Perhaps one of the most overlooked parts of trumpet embouchure involves the positioning of the chin. When playing a trumpet, the chin should be kept as flat as possible. With the point of the chin pointing downward. This should be done in a way that does not restrict airflow from the lungs. This helps keep the lips and head in the proper position for playing the trumpet.
The other major factor in trumpet embouchure involves the lips. At a very minimum, the bottom lip should be curled slightly inward. In addition, the corners of the lips should be kept tight. This allows the trumpet player to possibly reach those higher notes. Trumpet players may think of keeping the corners of the lips tight by maintaining a flat smile.
Another key to good trumpet embouchure is making sure the teeth are kept slightly apart. Generally about a quarter of an inch. The easiest way to check this is to insert the shaft end of the trumpet mouthpiece between the teeth and have the teeth hold it there. That is approximately how wide the teeth should be apart when playing.
The cheeks also play a critical role in the embouchure for the trumpet. While many beginning trumpet players may be tempted to puff out the cheeks to accommodate for any backup in air flow, this is a bad habit. It promotes loose lips, which can have a bad effect on tone quality and range. Therefore, the cheeks should be kept as flat as possible when playing. This will also help make other muscles in the face stronger for trumpet playing.

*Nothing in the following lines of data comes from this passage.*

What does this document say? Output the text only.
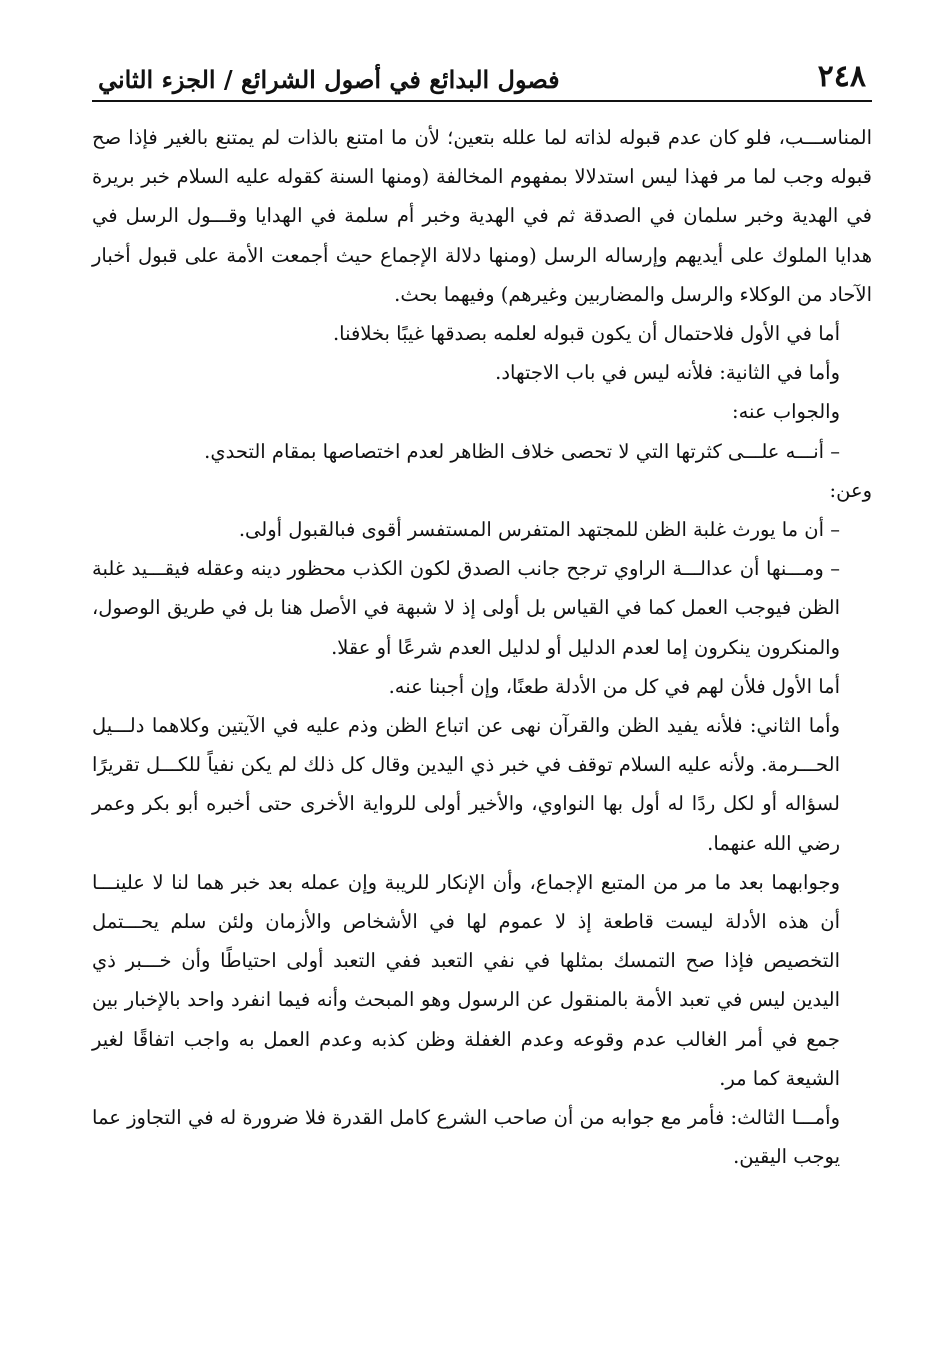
٢٤٨
فصول البدائع في أصول الشرائع / الجزء الثاني

المناســـب، فلو كان عدم قبوله لذاته لما علله بتعين؛ لأن ما امتنع بالذات لم يمتنع بالغير فإذا صح قبوله وجب لما مر فهذا ليس استدلالا بمفهوم المخالفة (ومنها السنة كقوله عليه السلام خبر بريرة في الهدية وخبر سلمان في الصدقة ثم في الهدية وخبر أم سلمة في الهدايا وقـــول الرسل في هدايا الملوك على أيديهم وإرساله الرسل (ومنها دلالة الإجماع حيث أجمعت الأمة على قبول أخبار الآحاد من الوكلاء والرسل والمضاربين وغيرهم) وفيهما بحث.

أما في الأول فلاحتمال أن يكون قبوله لعلمه بصدقها غيبًا بخلافنا.

وأما في الثانية: فلأنه ليس في باب الاجتهاد.

والجواب عنه:

– أنـــه علـــى كثرتها التي لا تحصى خلاف الظاهر لعدم اختصاصها بمقام التحدي.

وعن:

– أن ما يورث غلبة الظن للمجتهد المتفرس المستفسر أقوى فبالقبول أولى.

– ومـــنها أن عدالـــة الراوي ترجح جانب الصدق لكون الكذب محظور دينه وعقله فيقـــيد غلبة الظن فيوجب العمل كما في القياس بل أولى إذ لا شبهة في الأصل هنا بل في طريق الوصول، والمنكرون ينكرون إما لعدم الدليل أو لدليل العدم شرعًا أو عقلا.

أما الأول فلأن لهم في كل من الأدلة طعنًا، وإن أجبنا عنه.

وأما الثاني: فلأنه يفيد الظن والقرآن نهى عن اتباع الظن وذم عليه في الآيتين وكلاهما دلـــيل الحـــرمة. ولأنه عليه السلام توقف في خبر ذي اليدين وقال كل ذلك لم يكن نفياً للكـــل تقريرًا لسؤاله أو لكل ردًا له أول بها النواوي، والأخير أولى للرواية الأخرى حتى أخبره أبو بكر وعمر رضي الله عنهما.

وجوابهما بعد ما مر من المتبع الإجماع، وأن الإنكار للريبة وإن عمله بعد خبر هما لنا لا علينـــا أن هذه الأدلة ليست قاطعة إذ لا عموم لها في الأشخاص والأزمان ولئن سلم يحـــتمل التخصيص فإذا صح التمسك بمثلها في نفي التعبد ففي التعبد أولى احتياطًا وأن خـــبر ذي اليدين ليس في تعبد الأمة بالمنقول عن الرسول وهو المبحث وأنه فيما انفرد واحد بالإخبار بين جمع في أمر الغالب عدم وقوعه وعدم الغفلة وظن كذبه وعدم العمل به واجب اتفاقًا لغير الشيعة كما مر.

وأمـــا الثالث: فأمر مع جوابه من أن صاحب الشرع كامل القدرة فلا ضرورة له في التجاوز عما يوجب اليقين.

The location of the mouthpiece is also an important consideration. Many beginners position the mouthpiece in the exact center point between the upper and lower lips. Keeping the mouthpiece mostly on the lower lip is a preferred method, however. One rule of thumb is to have the mouthpiece situated by two-thirds on the lower lip, and one-third on the upper lip. This is especially important when playing higher notes.